Армия, в своём неописуемом стиле, требовала, чтобы всё было чистым и периодически отправляла мрачного сержант-майора пройти вдоль линии укреплений и облаять нас за неопрятный вид территории. Придерживая саркастические комментарии, чтобы не продлять страдания от его визита, мы некоторое время молча таскались вокруг, собирая понемногу банок и бумажек, пока он не отходил донимать кого-нибудь другого. Сегодняшний визит был точно таким же, как и все остальные. Затем мы высмеяли сержант-майора дурацкими и самодовольными замечаниями вроде «Эй, мне прямо неудобно, если ВК заметят, какой я неаккуратный». Тут следовал взрыв ребяческого гогота.
Остаток дня мы провели, валяясь вокруг укреплений в состоянии приятной скуки. Ленивая беседа отлично продолжилась за ужином.
Мы, однако, по-прежнему находились во Вьетнаме. Тайнс, который наблюдал за нашим фронтом, вдруг пригнулся к земле и прошептал нам, остальным, что он видел свет далеко в джунглях. Все тихонько повернулись посмотреть. Шарп, который прислонился к бункеру и сидел спиной к ничейной полосе, повернулся и пристально вгляделся. Его лоб наморщился, и он сосредоточенно сплюнул, как будто это могло бы улучшить его ночное зрение. Вдалеке некая одинокая фигура вышла из джунглей и медленно двигалась в нашу сторону. С расстояния в сто пятьдесят метров мы не могли сказать, вооружён ли этот человек и вообще, он это или она.

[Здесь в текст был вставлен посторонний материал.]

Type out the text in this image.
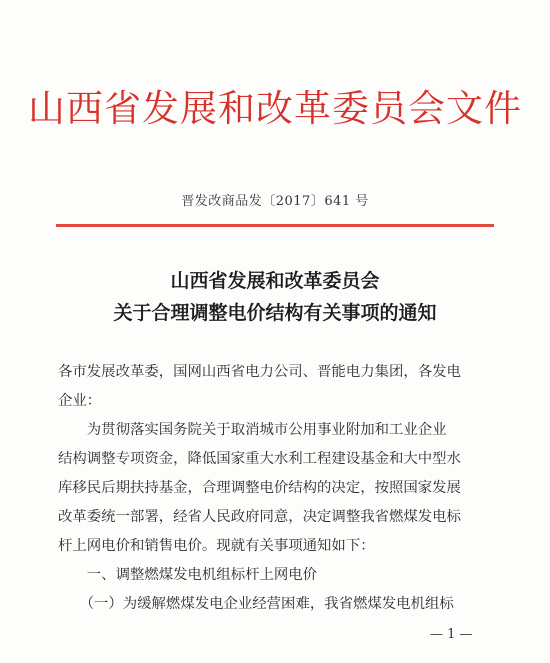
山西省发展和改革委员会文件
晋发改商品发〔2017〕641 号
山西省发展和改革委员会
关于合理调整电价结构有关事项的通知
各市发展改革委，国网山西省电力公司、晋能电力集团，各发电
企业：
　　为贯彻落实国务院关于取消城市公用事业附加和工业企业
结构调整专项资金，降低国家重大水利工程建设基金和大中型水
库移民后期扶持基金，合理调整电价结构的决定，按照国家发展
改革委统一部署，经省人民政府同意，决定调整我省燃煤发电标
杆上网电价和销售电价。现就有关事项通知如下：
　　一、调整燃煤发电机组标杆上网电价
　　（一）为缓解燃煤发电企业经营困难，我省燃煤发电机组标
— 1 —
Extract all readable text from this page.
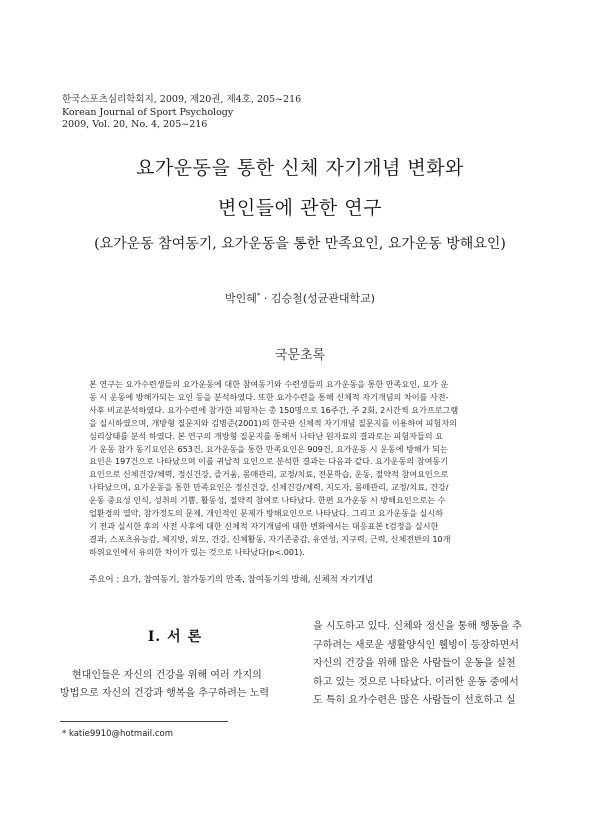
한국스포츠심리학회지, 2009, 제20권, 제4호, 205~216
Korean Journal of Sport Psychology
2009, Vol. 20, No. 4, 205~216
요가운동을 통한 신체 자기개념 변화와
변인들에 관한 연구
(요가운동 참여동기, 요가운동을 통한 만족요인, 요가운동 방해요인)
박인혜* · 김승철(성균관대학교)
국문초록
본 연구는 요가수련생들의 요가운동에 대한 참여동기와 수련생들의 요가운동을 통한 만족요인, 요가 운
동 시 운동에 방해가되는 요인 등을 분석하였다. 또한 요가수련을 통해 신체적 자기개념의 차이를 사전-
사후 비교분석하였다. 요가수련에 참가한 피험자는 총 150명으로 16주간, 주 2회, 2시간씩 요가프로그램
을 실시하였으며, 개방형 질문지와 김병준(2001)의 한국판 신체적 자기개념 질문지를 이용하여 피험자의
심리상태를 분석 하였다. 본 연구의 개방형 질문지를 통해서 나타난 원자료의 결과로는 피험자들의 요
가 운동 참가 동기요인은 653건, 요가운동을 통한 만족요인은 909건, 요가운동 시 운동에 방해가 되는
요인은 197건으로 나타났으며 이를 귀납적 요인으로 분석한 결과는 다음과 같다. 요가운동의 참여동기
요인으로 신체건강/체력, 정신건강, 즐거움, 몸매관리, 교정/치료, 전문학습, 운동, 절약적 참여요인으로
나타났으며, 요가운동을 통한 만족요인은 정신건강, 신체건강/체력, 지도자, 몸매관리, 교정/치료, 건강/
운동 중요성 인식, 성취의 기쁨, 활동성, 절약적 참여로 나타났다. 한편 요가운동 시 방해요인으로는 수
업환경의 열악, 참가정도의 문제, 개인적인 문제가 방해요인으로 나타났다. 그리고 요가운동을 실시하
기 전과 실시한 후의 사전 사후에 대한 신체적 자기개념에 대한 변화에서는 대응표본 t검정을 실시한
결과, 스포츠유능감, 체지방, 외모, 건강, 신체활동, 자기존중감, 유연성, 지구력, 근력, 신체전반의 10개
하위요인에서 유의한 차이가 있는 것으로 나타났다(p<.001).
주요어 : 요가, 참여동기, 참가동기의 만족, 참여동기의 방해, 신체적 자기개념
I. 서 론
현대인들은 자신의 건강을 위해 여러 가지의
방법으로 자신의 건강과 행복을 추구하려는 노력
을 시도하고 있다. 신체와 정신을 통해 행동을 추
구하려는 새로운 생활양식인 웰빙이 등장하면서
자신의 건강을 위해 많은 사람들이 운동을 실천
하고 있는 것으로 나타났다. 이러한 운동 중에서
도 특히 요가수련은 많은 사람들이 선호하고 실
* katie9910@hotmail.com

Кто-то предположил, что это может быть сумасшедший или пьяный. Другой высказался, что он, возможно, прикидывается дурачком, чтобы засечь нашу позицию. Шарп распорядился связаться с миномётным взводом и выпустить мину, чтобы отогнать его. Я потянулся к рации PRC-25, рассчитывая поучаствовать.
Миномётный взвод не стоял на линии укреплений. Они установили свои орудия в расположении роты и при необходимости готовы были оказать нам миномётную поддержку по первому слову. Мы сами решали между собой, когда и куда миномётам стрелять. Такой порядок был куда удобнее, нежели попытки вызвать артиллерийский огонь. Артиллерия требовала, чтобы запрос исходил от командира или, по крайней мере, офицера, который отдал бы приказ. Чаще всего приходилось уведомлять штаб батальона или даже штаб дивизии, чтобы получить официальное подтверждение в зависимости от цели и её расположения. Иногда из-за всех этих правовых прелестей цель успевала просто смыться, даже не зная, что на неё едва не обрушился поток дерьма. С нашим миномётным взводом бюрократии было меньше. Система управления огнём была гораздо проще — её вообще не было. Даже новичок вроде меня, без звания и без навыков радиста мог вызвать огонь.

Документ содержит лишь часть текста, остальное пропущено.